Many employers are taking a proactive approach to reducing the risk of employee stress and burnout, with initiatives such as mental health days. Mental health days are becoming increasingly popular given the growing recognition of good mental health at work and as employers look to enhance their employer brand among job applicants.

But mental health days won’t always be suitable or appropriate for all types of jobs, workplaces or organisations.

In this guide for employers, we take a practical look at mental health days and other ways employers can support employees’ mental wellbeing.


What is a mental health day?

A mental health day is time off work to allow the worker time to rest, relax and avoid burnout, with no questions asked by the employer. If an employee doesn’t feel well enough to come into work due to their mental health, they can use a duvet day to allow them time and space to decompress.

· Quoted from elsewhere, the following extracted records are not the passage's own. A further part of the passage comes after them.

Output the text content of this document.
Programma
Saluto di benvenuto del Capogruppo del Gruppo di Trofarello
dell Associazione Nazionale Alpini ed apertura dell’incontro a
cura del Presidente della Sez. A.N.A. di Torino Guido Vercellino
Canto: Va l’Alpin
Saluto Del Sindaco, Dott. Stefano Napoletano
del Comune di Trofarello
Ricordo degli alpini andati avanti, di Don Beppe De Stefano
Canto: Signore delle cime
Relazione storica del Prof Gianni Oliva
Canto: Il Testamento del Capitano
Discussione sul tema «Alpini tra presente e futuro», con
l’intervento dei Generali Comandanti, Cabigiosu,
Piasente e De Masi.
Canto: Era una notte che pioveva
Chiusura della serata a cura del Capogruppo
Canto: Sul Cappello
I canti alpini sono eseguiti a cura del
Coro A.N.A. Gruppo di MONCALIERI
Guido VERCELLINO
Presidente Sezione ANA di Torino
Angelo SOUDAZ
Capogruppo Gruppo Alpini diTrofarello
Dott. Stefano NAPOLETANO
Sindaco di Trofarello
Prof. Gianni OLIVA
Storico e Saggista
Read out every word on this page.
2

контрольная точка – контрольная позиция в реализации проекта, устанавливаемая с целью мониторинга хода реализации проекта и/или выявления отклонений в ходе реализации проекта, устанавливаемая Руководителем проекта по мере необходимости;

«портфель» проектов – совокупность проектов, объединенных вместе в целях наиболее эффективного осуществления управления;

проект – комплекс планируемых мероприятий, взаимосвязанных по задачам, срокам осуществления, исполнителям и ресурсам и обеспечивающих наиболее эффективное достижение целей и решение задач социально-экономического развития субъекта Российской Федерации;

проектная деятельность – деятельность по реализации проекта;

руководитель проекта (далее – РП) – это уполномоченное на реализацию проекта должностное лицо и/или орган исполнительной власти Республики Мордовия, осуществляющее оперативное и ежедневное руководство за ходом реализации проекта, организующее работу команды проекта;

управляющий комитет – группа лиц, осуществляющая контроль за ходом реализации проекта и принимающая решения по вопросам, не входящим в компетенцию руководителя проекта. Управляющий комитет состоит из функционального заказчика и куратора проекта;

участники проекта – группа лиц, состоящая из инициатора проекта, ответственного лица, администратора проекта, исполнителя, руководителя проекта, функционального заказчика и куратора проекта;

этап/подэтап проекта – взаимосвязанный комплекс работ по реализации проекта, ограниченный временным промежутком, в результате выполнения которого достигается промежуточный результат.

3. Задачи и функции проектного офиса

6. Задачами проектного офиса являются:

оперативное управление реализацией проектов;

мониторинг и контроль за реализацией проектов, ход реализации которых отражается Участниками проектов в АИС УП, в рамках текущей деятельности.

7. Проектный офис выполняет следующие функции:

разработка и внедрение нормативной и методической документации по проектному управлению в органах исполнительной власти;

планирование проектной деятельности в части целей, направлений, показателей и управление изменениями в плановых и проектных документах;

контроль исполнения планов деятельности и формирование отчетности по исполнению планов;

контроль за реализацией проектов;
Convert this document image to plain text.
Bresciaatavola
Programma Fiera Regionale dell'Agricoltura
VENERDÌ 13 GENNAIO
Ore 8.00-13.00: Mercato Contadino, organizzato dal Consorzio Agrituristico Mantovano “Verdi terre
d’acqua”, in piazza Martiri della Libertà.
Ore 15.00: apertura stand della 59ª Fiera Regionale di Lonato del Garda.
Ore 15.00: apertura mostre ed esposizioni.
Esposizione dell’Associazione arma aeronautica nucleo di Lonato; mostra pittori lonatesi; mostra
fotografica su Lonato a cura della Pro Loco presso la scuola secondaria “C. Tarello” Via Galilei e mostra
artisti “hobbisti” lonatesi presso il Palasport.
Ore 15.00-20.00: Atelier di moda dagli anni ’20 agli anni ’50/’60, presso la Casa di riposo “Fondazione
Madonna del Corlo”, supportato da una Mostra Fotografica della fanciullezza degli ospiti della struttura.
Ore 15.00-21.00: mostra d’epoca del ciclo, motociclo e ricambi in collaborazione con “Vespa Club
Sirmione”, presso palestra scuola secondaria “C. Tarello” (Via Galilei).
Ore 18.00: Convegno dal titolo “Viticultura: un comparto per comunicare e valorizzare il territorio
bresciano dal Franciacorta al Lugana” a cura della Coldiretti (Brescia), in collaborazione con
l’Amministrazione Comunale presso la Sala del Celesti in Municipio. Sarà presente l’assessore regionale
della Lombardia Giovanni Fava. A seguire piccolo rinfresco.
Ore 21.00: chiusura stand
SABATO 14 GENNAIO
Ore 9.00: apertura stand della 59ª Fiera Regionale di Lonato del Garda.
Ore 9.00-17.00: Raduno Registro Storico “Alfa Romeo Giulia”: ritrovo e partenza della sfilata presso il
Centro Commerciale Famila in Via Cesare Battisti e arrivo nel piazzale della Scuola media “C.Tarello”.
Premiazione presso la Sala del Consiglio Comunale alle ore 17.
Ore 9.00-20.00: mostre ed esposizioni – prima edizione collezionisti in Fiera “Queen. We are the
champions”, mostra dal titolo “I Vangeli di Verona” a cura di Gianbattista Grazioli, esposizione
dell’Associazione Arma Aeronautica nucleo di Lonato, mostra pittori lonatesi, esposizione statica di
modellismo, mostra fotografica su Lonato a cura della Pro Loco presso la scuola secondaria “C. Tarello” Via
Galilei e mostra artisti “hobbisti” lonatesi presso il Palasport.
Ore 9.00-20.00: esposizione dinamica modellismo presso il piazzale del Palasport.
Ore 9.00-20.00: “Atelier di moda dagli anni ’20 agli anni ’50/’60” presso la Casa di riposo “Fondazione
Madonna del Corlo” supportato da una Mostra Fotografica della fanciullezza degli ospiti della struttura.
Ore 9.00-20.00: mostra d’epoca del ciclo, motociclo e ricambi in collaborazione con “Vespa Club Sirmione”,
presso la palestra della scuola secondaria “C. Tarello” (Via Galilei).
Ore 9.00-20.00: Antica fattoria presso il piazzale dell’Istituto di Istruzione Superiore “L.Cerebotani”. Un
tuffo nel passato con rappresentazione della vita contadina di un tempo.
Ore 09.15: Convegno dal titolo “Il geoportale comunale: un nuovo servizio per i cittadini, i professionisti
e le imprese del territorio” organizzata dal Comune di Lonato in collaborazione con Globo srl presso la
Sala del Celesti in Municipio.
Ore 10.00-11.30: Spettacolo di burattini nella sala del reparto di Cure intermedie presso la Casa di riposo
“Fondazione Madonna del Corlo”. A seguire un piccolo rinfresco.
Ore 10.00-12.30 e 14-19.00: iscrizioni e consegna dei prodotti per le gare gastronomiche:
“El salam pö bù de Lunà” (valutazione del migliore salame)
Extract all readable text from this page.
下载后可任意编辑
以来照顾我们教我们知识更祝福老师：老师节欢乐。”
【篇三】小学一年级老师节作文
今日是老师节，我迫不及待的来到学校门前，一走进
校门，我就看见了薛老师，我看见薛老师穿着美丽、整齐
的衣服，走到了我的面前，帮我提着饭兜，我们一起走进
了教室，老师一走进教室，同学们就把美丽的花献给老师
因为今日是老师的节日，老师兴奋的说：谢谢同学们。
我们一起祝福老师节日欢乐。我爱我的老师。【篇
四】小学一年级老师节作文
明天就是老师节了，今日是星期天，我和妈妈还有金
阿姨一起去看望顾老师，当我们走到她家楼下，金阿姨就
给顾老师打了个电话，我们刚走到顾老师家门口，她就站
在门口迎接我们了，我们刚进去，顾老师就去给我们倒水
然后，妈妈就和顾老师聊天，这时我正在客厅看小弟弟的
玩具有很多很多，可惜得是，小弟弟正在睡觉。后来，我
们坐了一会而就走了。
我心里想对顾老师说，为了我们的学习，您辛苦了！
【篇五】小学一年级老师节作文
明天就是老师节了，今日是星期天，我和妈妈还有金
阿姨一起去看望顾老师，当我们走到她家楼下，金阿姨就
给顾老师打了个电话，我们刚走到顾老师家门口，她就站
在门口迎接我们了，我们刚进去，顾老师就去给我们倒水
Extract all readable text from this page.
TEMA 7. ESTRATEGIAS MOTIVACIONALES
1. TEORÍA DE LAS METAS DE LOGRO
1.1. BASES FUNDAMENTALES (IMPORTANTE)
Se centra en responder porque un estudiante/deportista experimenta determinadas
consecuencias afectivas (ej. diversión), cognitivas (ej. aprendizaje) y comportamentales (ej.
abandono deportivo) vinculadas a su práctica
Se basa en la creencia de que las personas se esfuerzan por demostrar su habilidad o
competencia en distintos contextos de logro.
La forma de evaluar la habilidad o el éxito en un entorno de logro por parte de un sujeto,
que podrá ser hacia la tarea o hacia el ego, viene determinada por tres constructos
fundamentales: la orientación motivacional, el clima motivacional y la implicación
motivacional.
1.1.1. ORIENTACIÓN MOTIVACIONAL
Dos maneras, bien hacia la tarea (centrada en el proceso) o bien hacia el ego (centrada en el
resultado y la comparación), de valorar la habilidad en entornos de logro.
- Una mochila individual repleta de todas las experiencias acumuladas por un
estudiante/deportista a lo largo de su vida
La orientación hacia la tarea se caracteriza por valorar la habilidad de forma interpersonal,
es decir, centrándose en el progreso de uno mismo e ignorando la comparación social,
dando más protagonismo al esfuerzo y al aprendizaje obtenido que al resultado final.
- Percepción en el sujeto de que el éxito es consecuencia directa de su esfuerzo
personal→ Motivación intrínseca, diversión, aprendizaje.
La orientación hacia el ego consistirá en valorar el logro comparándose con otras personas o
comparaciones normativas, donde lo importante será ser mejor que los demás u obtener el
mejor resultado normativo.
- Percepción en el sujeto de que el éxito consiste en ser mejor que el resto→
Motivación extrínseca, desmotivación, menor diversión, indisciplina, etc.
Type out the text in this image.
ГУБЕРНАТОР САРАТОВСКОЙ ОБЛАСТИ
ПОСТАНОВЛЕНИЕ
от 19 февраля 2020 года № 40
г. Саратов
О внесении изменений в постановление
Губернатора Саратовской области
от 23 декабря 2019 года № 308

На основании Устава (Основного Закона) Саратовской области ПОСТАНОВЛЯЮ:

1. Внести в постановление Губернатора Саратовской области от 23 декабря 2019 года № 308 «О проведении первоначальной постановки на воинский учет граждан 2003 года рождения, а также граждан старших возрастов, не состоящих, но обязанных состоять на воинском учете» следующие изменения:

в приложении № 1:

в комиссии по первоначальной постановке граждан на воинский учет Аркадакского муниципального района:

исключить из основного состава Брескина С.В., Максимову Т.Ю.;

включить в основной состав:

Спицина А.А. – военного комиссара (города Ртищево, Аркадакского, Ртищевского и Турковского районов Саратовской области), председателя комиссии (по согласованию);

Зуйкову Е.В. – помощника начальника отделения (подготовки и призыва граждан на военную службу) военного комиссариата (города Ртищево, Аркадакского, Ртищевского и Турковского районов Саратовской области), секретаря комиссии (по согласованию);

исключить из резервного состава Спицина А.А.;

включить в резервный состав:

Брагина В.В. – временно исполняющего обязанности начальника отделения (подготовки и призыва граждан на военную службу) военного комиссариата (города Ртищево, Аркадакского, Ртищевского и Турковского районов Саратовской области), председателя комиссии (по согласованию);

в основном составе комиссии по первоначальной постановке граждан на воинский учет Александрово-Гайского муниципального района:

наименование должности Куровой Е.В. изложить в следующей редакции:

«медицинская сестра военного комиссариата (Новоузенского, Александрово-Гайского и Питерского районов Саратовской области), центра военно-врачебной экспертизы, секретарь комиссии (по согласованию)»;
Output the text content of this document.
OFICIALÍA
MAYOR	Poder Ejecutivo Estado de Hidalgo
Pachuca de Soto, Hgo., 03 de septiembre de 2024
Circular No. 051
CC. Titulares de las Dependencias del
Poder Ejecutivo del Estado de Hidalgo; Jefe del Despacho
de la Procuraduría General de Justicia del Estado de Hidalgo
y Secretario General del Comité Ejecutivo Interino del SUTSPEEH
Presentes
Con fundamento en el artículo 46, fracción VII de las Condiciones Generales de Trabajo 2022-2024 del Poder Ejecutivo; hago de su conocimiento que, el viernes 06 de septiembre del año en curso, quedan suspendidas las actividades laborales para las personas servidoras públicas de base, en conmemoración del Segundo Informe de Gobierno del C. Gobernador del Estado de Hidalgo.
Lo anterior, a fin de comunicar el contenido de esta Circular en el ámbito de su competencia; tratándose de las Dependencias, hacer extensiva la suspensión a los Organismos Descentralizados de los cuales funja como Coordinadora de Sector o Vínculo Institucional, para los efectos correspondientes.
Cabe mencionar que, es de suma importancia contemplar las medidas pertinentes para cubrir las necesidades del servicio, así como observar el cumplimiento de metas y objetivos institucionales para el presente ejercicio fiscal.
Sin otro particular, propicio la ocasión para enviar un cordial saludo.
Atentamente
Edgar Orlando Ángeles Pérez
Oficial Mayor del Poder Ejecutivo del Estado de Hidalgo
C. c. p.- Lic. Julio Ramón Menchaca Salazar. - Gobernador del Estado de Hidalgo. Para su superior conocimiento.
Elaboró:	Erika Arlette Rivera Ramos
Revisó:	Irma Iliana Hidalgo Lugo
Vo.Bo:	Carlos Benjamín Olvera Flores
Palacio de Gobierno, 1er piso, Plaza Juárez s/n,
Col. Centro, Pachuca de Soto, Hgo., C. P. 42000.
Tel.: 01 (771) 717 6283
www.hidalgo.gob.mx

The purpose of a mental health day is to promote self-care and support employees in addressing mental health issues, allowing them to bring their most productive and positive selves to work.

Also known as ‘duvet days’, mental health days are effectively ad hoc annual leave days. Depending on the employer’s rules, duvet days may not require advance authorisation and may not come out of the worker’s annual leave or sickness entitlement. In practice, this means employees can usually take a mental health day by contacting their manager to advise they won’t be coming in to work, without the need to get permission in advance as they would for annual leave, or to give a reason as they would for a sick day.

While a duvet day out of the office may impact productivity on a short term basis, in the longer term, prioritising mental health is likely to result in less stress-related absence and improved employee engagement and performance and a healthier workplace culture.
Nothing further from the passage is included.